Я остановил его, взял сверток с тумбочки, развернул на столе:

— Вот, берите.

— Ребята, ну и Витька! Обо всем позаботился! — это Мишаня.

— Ну, где ты его сварил? Где? Вот чего я никак не пойму…

— А добавки там можно? По второй, а? — раздалось вскоре.

— Стойте! — опять приказал Борис. — Ты сам почему не садишься? Ты сам-то ел или нет?

— Наливай ему самого жирного. Самой гущины!

— Садись, Витя, на почетное место!

— Не надо. Ничего мне не надо, — тихо сказал я, сел на свою железную койку, покрытую колючим солдатским одеялом, и почувствовал, что рыдания подступают к горлу. Я нагнулся и закрыл лицо ладонями.

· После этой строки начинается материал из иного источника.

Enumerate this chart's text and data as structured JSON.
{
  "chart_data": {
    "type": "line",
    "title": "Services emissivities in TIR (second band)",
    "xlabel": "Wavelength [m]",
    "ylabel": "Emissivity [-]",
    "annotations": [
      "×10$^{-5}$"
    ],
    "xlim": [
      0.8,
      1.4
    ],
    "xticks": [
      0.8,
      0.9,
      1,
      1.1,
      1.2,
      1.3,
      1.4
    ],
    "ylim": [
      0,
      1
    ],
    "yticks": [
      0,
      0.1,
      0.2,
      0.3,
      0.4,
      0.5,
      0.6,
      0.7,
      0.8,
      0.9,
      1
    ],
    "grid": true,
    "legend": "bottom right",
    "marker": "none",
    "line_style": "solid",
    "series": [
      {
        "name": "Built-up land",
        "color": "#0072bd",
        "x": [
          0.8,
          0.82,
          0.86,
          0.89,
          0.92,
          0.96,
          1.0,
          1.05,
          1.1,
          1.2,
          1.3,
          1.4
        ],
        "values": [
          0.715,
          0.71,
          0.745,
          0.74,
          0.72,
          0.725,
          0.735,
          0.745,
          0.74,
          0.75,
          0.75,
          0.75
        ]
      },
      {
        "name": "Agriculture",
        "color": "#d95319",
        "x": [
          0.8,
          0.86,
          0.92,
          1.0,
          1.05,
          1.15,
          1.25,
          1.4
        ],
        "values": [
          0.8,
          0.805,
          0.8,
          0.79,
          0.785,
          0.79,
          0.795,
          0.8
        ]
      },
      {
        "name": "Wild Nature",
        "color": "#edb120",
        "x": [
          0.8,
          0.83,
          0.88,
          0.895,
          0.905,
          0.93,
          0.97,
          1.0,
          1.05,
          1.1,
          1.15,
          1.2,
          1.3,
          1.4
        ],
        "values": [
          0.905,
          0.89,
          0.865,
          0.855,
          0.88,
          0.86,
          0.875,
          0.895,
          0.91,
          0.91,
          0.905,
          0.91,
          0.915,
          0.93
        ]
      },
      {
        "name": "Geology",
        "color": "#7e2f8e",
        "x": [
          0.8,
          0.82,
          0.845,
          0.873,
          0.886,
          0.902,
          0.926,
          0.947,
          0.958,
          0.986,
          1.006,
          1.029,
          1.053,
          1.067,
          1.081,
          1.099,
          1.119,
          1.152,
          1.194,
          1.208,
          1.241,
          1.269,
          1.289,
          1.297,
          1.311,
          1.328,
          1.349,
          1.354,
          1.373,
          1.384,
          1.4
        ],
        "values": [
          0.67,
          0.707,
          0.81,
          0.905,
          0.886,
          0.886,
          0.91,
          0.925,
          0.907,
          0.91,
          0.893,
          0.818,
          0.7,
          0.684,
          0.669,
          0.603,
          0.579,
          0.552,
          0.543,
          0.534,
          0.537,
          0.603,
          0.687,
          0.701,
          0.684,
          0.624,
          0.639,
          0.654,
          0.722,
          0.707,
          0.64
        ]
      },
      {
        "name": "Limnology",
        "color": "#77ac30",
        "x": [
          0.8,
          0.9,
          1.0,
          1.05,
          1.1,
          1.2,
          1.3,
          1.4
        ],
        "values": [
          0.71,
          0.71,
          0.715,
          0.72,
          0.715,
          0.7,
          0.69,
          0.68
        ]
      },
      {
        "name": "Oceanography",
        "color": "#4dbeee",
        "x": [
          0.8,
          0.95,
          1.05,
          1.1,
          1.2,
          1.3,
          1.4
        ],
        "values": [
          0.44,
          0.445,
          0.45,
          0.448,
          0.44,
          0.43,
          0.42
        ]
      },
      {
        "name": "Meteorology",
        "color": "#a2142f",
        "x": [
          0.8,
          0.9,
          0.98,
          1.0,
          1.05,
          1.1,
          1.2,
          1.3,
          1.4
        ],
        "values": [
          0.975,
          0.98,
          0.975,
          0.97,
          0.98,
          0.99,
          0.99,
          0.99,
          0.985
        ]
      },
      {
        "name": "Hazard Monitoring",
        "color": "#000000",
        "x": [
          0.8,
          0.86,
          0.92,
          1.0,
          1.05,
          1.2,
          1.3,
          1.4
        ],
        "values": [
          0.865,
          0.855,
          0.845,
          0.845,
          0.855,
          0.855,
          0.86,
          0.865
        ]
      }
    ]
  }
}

В комнате стало тихо, совсем тихо.

— Что с ним? — полушепотом спросил Мишаня.

Молчание.

— Эх вы, психологи, — укоризненно бросил Борис, сел рядом, положил мне на плечо руку. — Брось, не надо! Успокойся…

— Ты прости нас, — сказал подошедший ко мне Кустиков. — Мы тут, днем, перебрали… Злые были, голодные. Ну… Прости, в общем…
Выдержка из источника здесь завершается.